期刊名称:International Journal of Advanced Computer Science and Applications(IJACSA)
印刷版ISSN:2158-107X
电子版ISSN:2156-5570
出版年度:2019
卷号:10
期号:6
页码:465-471
DOI:10.14569/IJACSA.2019.0100660
出版社:Science and Information Society (SAI)
摘要:The stock market is a potent, fickle and fast-changing domain. Unanticipated market occurrences and unstructured financial information complicate predicting future market responses. A tool that continues to be advantageous when forecasting future market trends in a global aspect is correlation analysis to significant market events. Data analysis can be used for the difficult task of making stock market forecasts in case the stock price rises or fall. A high number of automated exchanges in the stock market are done with advanced prognostic software. Data analysis is centered on the main idea that previously recorded data is used to predict future patterns. This advancement is aimed speculators in pinpointing hidden data in real evidence that would give them some financial foresight when considering their ventures of choice. Data analysis can be applied in order to predict the rises and falls of stocks in the future. This paper aims to critically investigate, develop and judge the different systems that predict and assess future stock trades as these systems have their own various process to foretell the fluctuations in the costs of stocks. Several different technical analysis indicators have been applied in this study including; Chaikin Money Flow (CMF), Stochastic Momentum Index (SMI), Relative Strength Index (RSI), Bollinger Bands (BBands), and Aroon (Aroon) indicator.
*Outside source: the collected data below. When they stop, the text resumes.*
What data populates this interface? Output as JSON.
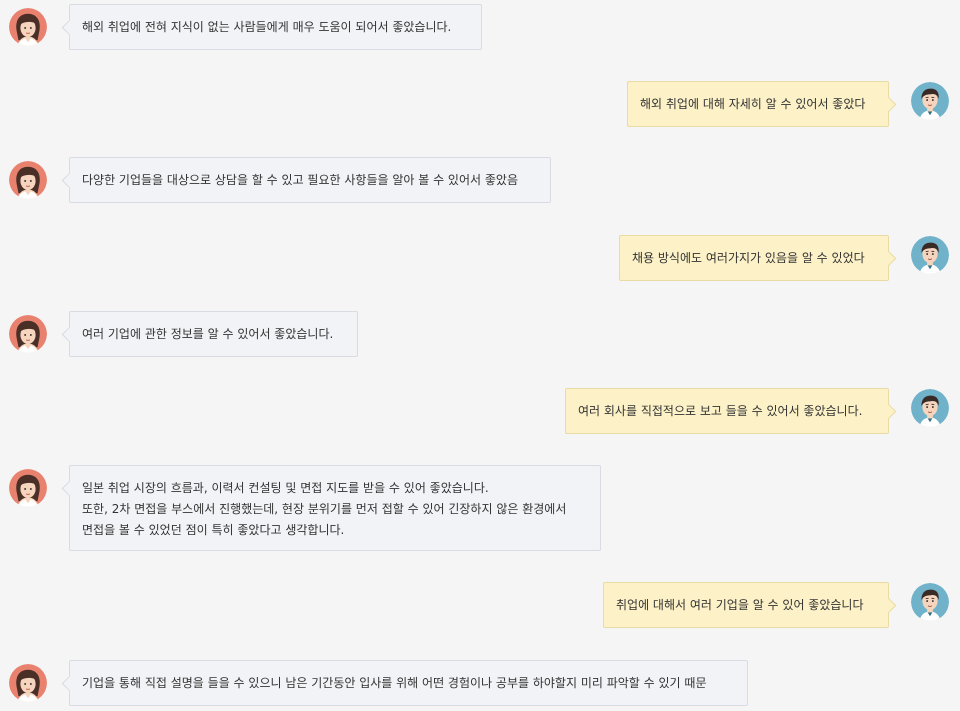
{
  "messages": [
    {
      "side": "left",
      "lines": [
        "해외 취업에 전혀 지식이 없는 사람들에게 매우 도움이 되어서 좋았습니다."
      ]
    },
    {
      "side": "right",
      "lines": [
        "해외 취업에 대해 자세히 알 수 있어서 좋았다"
      ]
    },
    {
      "side": "left",
      "lines": [
        "다양한 기업들을 대상으로 상담을 할 수 있고 필요한 사항들을 알아 볼 수 있어서 좋았음"
      ]
    },
    {
      "side": "right",
      "lines": [
        "채용 방식에도 여러가지가 있음을 알 수 있었다"
      ]
    },
    {
      "side": "left",
      "lines": [
        "여러 기업에 관한 정보를 알 수 있어서 좋았습니다."
      ]
    },
    {
      "side": "right",
      "lines": [
        "여러 회사를 직접적으로 보고 들을 수 있어서 좋았습니다."
      ]
    },
    {
      "side": "left",
      "lines": [
        "일본 취업 시장의 흐름과, 이력서 컨설팅 및 면접 지도를 받을 수 있어 좋았습니다.",
        "또한, 2차 면접을 부스에서 진행했는데, 현장 분위기를 먼저 접할 수 있어 긴장하지 않은 환경에서",
        "면접을 볼 수 있었던 점이 특히 좋았다고 생각합니다."
      ]
    },
    {
      "side": "right",
      "lines": [
        "취업에 대해서 여러 기업을 알 수 있어 좋았습니다"
      ]
    },
    {
      "side": "left",
      "lines": [
        "기업을 통해 직접 설명을 들을 수 있으니 남은 기간동안 입사를 위해 어떤 경험이나 공부를 하야할지 미리 파악할 수 있기 때문"
      ]
    }
  ],
  "avatars": {
    "left": "female-avatar-icon",
    "right": "male-avatar-icon"
  },
  "colors": {
    "background": "#f5f5f5",
    "left_bubble": "#f2f3f7",
    "left_border": "#d9dbe2",
    "right_bubble": "#fcf1c7",
    "right_border": "#e8dba3",
    "female_avatar_bg": "#e8826f",
    "male_avatar_bg": "#6fb2c9"
  }
}
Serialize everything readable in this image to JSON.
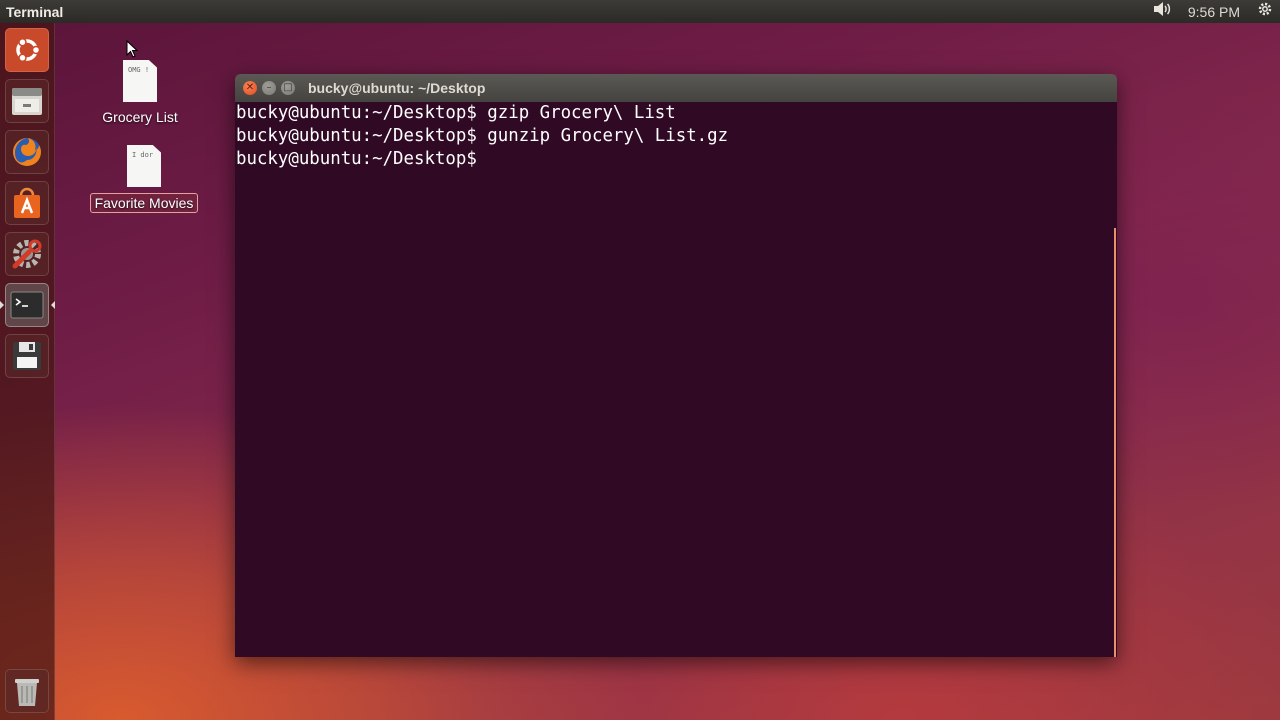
{
  "top_panel": {
    "app_title": "Terminal",
    "clock": "9:56 PM",
    "volume_icon": "volume-icon",
    "settings_icon": "gear-icon"
  },
  "launcher": {
    "items": [
      {
        "name": "dash-home",
        "icon": "ubuntu-logo-icon"
      },
      {
        "name": "files",
        "icon": "file-cabinet-icon"
      },
      {
        "name": "firefox",
        "icon": "firefox-icon"
      },
      {
        "name": "software-center",
        "icon": "shopping-bag-icon"
      },
      {
        "name": "system-settings",
        "icon": "wrench-gear-icon"
      },
      {
        "name": "terminal",
        "icon": "terminal-icon",
        "active": true
      },
      {
        "name": "save",
        "icon": "floppy-disk-icon"
      },
      {
        "name": "trash",
        "icon": "trash-icon"
      }
    ]
  },
  "desktop": {
    "icons": [
      {
        "label": "Grocery List",
        "preview_text": "OMG !"
      },
      {
        "label": "Favorite Movies",
        "preview_text": "I dor",
        "selected": true
      }
    ]
  },
  "terminal": {
    "title": "bucky@ubuntu: ~/Desktop",
    "lines": [
      "bucky@ubuntu:~/Desktop$ gzip Grocery\\ List",
      "bucky@ubuntu:~/Desktop$ gunzip Grocery\\ List.gz",
      "bucky@ubuntu:~/Desktop$ "
    ],
    "colors": {
      "background": "#300a24",
      "text": "#ffffff",
      "scrollbar": "#e8916a"
    }
  }
}
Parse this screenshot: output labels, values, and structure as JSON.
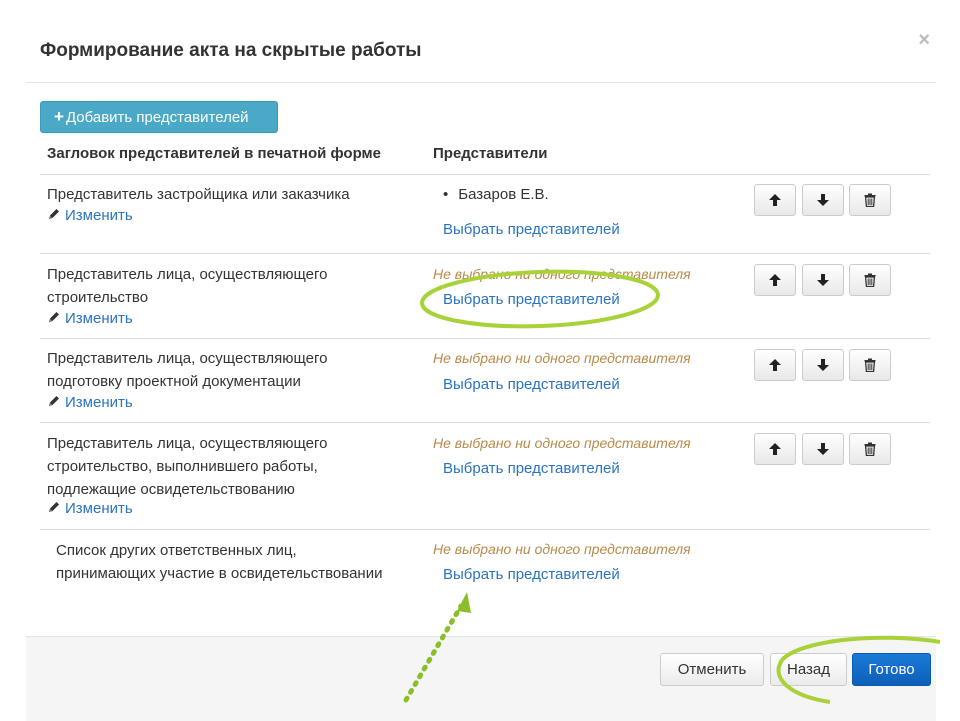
{
  "dialog": {
    "title": "Формирование акта на скрытые работы",
    "close_symbol": "×"
  },
  "toolbar": {
    "add_plus": "+",
    "add_label": "Добавить представителей"
  },
  "columns": {
    "header_title": "Загловок представителей в печатной форме",
    "representatives": "Представители"
  },
  "rows": [
    {
      "title_lines": [
        "Представитель застройщика или заказчика"
      ],
      "edit_label": "Изменить",
      "representatives": [
        "Базаров Е.В."
      ],
      "none_text": "",
      "choose_label": "Выбрать представителей",
      "has_actions": true
    },
    {
      "title_lines": [
        "Представитель лица, осуществляющего",
        "строительство"
      ],
      "edit_label": "Изменить",
      "representatives": [],
      "none_text": "Не выбрано ни одного представителя",
      "choose_label": "Выбрать представителей",
      "has_actions": true
    },
    {
      "title_lines": [
        "Представитель лица, осуществляющего",
        "подготовку проектной документации"
      ],
      "edit_label": "Изменить",
      "representatives": [],
      "none_text": "Не выбрано ни одного представителя",
      "choose_label": "Выбрать представителей",
      "has_actions": true
    },
    {
      "title_lines": [
        "Представитель лица, осуществляющего",
        "строительство, выполнившего работы,",
        "подлежащие освидетельствованию"
      ],
      "edit_label": "Изменить",
      "representatives": [],
      "none_text": "Не выбрано ни одного представителя",
      "choose_label": "Выбрать представителей",
      "has_actions": true
    },
    {
      "title_lines": [
        "Список других ответственных лиц,",
        "принимающих участие в освидетельствовании"
      ],
      "edit_label": "",
      "representatives": [],
      "none_text": "Не выбрано ни одного представителя",
      "choose_label": "Выбрать представителей",
      "has_actions": false
    }
  ],
  "footer": {
    "cancel_label": "Отменить",
    "back_label": "Назад",
    "done_label": "Готово"
  },
  "colors": {
    "link": "#2a73c2",
    "warning_text": "#b98a4a",
    "add_button": "#4ba9c8",
    "primary_button": "#0d5fb8",
    "annotation_highlight": "#a8d13a"
  },
  "icons": {
    "add": "plus-icon",
    "edit": "pencil-icon",
    "up": "arrow-up-icon",
    "down": "arrow-down-icon",
    "delete": "trash-icon",
    "close": "close-icon"
  }
}
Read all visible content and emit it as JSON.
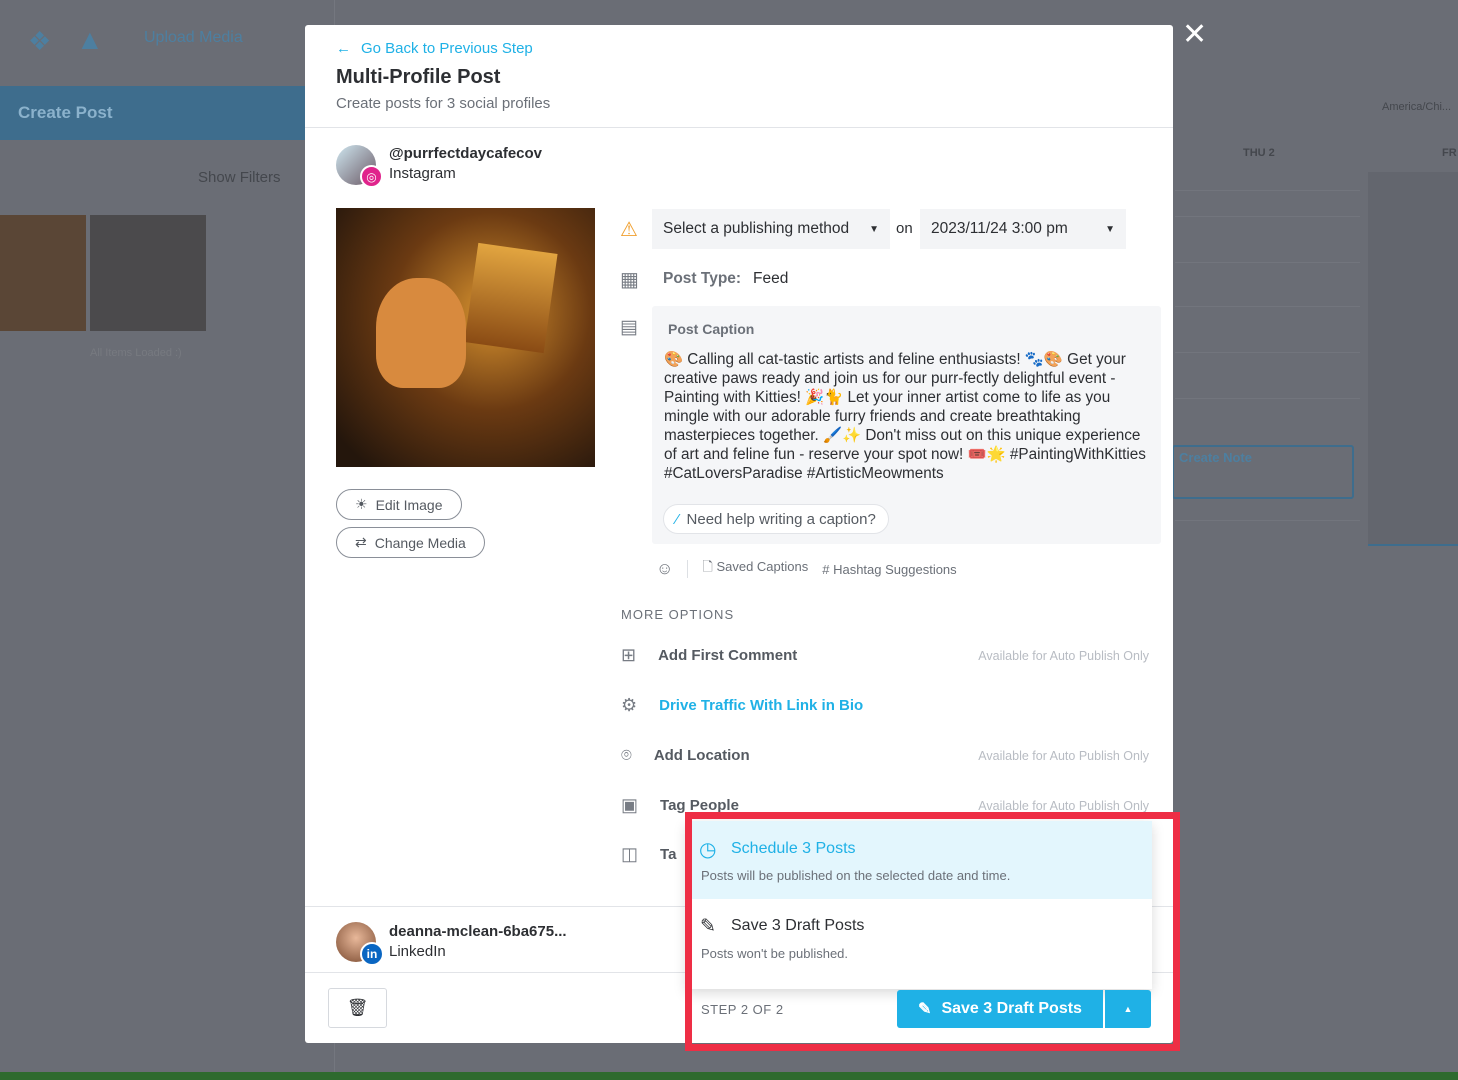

The experiments have been conducted using R programing language over two companies’ real-world datasets obtained for two years from Saudi stock market (NOMU) which is a parallel stock market with lighter listing requirements that serves as an alternative platform for companies to go public in the main market. To the best of our knowledge, this is the first work to be conducted in NOMU stock market.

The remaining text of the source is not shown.